The stories of average Americans being harassed with unreasonable searches has expanded over the past few years and it does not seem as if the TSA is getting the message that they are wasting resources when they search people who clearly do not pose a threat to the flying public.
TSA Administrator Pistole defended the pat downs of six year old little girls and implied that this little girl could be a suicide bomber pursuant to “risk based security assessments.”
Sen. Paul argued that the TSA is acting “clueless” and in a politically correct manner in conducting screening.

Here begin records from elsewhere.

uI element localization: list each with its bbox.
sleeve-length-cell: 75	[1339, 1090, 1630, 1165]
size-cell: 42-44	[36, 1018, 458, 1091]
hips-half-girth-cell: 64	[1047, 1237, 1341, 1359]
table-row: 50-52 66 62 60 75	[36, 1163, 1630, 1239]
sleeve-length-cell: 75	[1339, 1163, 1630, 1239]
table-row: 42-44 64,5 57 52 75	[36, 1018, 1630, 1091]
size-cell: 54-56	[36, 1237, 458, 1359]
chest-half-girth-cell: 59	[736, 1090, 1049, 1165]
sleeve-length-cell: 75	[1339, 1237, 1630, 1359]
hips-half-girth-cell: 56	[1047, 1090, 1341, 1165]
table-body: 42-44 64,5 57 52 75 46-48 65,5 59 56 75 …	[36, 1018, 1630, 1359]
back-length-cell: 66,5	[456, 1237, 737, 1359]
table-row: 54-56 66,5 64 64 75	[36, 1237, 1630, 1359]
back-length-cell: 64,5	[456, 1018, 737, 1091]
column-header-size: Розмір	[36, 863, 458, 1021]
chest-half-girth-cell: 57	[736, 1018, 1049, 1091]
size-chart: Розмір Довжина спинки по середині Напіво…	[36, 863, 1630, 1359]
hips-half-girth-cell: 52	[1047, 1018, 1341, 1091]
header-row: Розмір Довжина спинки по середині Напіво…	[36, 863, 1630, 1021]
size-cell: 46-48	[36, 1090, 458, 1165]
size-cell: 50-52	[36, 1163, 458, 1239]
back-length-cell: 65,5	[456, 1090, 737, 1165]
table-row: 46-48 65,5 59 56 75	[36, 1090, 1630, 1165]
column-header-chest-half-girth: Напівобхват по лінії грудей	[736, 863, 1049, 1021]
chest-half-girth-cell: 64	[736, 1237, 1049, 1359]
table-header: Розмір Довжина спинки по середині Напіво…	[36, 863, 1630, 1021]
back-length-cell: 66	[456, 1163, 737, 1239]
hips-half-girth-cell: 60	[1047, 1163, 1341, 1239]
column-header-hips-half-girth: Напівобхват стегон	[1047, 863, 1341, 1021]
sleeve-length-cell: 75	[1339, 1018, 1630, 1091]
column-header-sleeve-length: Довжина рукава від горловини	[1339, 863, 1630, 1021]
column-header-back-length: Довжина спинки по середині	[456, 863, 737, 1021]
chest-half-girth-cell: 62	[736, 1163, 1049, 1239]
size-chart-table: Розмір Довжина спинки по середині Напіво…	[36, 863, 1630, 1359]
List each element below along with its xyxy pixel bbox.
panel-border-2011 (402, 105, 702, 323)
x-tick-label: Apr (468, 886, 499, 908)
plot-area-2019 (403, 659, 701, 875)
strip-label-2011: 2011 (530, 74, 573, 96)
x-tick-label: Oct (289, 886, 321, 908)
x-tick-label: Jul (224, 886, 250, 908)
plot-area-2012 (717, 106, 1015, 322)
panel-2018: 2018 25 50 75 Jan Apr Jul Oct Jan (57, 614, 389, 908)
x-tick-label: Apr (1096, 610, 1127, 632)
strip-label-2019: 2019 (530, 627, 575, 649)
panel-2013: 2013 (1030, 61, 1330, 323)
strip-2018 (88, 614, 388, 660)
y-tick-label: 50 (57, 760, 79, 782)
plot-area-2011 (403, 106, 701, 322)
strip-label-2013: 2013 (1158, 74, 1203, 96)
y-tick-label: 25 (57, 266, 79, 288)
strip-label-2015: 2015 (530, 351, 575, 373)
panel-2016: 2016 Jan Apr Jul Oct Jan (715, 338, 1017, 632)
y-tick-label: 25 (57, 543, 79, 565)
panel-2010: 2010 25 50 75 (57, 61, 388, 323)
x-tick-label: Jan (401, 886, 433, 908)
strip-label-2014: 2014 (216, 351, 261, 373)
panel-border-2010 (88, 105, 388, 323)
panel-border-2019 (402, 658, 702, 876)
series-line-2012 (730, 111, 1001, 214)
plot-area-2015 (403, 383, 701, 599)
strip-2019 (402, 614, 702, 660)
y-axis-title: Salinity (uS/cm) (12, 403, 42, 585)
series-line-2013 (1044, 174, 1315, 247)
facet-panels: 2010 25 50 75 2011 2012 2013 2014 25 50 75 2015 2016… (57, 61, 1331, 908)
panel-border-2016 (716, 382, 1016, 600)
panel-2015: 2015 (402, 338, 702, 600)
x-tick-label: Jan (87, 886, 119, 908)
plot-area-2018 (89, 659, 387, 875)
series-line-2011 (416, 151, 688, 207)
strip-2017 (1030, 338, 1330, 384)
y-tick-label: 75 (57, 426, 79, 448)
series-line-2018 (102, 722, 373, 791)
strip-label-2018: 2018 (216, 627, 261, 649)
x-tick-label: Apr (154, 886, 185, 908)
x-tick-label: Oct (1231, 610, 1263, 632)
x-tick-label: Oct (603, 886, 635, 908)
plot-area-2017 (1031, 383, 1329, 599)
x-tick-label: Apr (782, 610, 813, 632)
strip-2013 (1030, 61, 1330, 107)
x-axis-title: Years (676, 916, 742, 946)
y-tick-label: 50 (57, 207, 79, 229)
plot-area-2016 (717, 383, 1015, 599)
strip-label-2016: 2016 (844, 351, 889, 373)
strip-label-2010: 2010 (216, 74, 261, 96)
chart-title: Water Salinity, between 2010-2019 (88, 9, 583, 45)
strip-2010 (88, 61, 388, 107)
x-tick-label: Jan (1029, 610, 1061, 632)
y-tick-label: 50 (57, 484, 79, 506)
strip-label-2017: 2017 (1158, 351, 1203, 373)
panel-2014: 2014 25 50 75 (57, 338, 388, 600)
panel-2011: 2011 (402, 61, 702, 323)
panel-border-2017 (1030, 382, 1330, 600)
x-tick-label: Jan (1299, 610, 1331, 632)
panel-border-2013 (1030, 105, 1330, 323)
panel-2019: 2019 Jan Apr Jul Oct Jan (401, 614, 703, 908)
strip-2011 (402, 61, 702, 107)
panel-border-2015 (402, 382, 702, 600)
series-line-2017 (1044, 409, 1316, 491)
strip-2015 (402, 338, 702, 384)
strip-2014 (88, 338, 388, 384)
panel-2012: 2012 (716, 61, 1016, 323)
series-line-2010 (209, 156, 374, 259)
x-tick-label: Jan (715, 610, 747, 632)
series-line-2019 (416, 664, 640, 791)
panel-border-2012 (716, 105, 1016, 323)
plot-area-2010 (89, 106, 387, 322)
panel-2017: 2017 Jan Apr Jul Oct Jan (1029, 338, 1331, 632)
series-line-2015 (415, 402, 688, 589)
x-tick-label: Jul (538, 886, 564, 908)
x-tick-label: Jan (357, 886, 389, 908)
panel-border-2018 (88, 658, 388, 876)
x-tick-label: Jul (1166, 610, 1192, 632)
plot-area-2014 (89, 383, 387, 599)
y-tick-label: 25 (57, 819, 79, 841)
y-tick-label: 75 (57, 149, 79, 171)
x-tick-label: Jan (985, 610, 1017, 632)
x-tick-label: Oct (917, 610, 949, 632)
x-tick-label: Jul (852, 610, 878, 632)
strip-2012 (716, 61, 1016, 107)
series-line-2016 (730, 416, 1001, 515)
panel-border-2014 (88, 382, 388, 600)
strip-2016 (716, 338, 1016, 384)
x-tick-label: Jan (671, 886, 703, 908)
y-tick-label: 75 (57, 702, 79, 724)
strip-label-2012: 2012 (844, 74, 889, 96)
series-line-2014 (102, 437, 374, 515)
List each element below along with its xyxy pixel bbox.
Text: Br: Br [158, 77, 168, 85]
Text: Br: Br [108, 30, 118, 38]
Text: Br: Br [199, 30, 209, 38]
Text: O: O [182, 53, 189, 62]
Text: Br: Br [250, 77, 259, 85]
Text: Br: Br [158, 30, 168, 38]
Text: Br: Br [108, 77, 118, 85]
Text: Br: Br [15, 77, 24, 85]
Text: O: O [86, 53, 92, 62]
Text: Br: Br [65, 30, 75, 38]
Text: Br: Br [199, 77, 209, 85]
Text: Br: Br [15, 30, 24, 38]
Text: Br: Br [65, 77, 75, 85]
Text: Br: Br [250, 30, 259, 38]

It makes me think you’re clueless, if you think she’s going to attack our country and you’re not doing your research on the people who want to attack our country. It absolutely must involve a risk assessment of those who are traveling. And the fact that she’s being patted down and I don’t feel comfortable really with your response that we are no longer doing random pat-downs. I think you ought to get rid of the random pat-downs. The American public is unhappy with them, they’re unhappy with the invasiveness of them. The Internet is full of jokes about the invasiveness of the pat-down searches and we ought to just consider, is this what we’re willing to do. The other thing is while we’re doing that there are examples of where we’ve had let-downs. When Faisal Shahzad got on the plane, the alleged Times Square bomber, he was on a watch list. Everybody said, “it was the airline that let us down.” Well he had to go through TSA screening. There were 10 hours, we ought to be able to react. Is the TSA looking at flight manifests? Doing background research of people getting on and off the planes? Are we targeting or looking at those who might attack us?
The federal government needs to do a better job of finding the bad guys before they show up at the airport to fly a plane. They need to stop with the politically correct harassing screening that are enraging so many travellers.
TSA lost the idea of common sense? Most Americans would say “Yes.”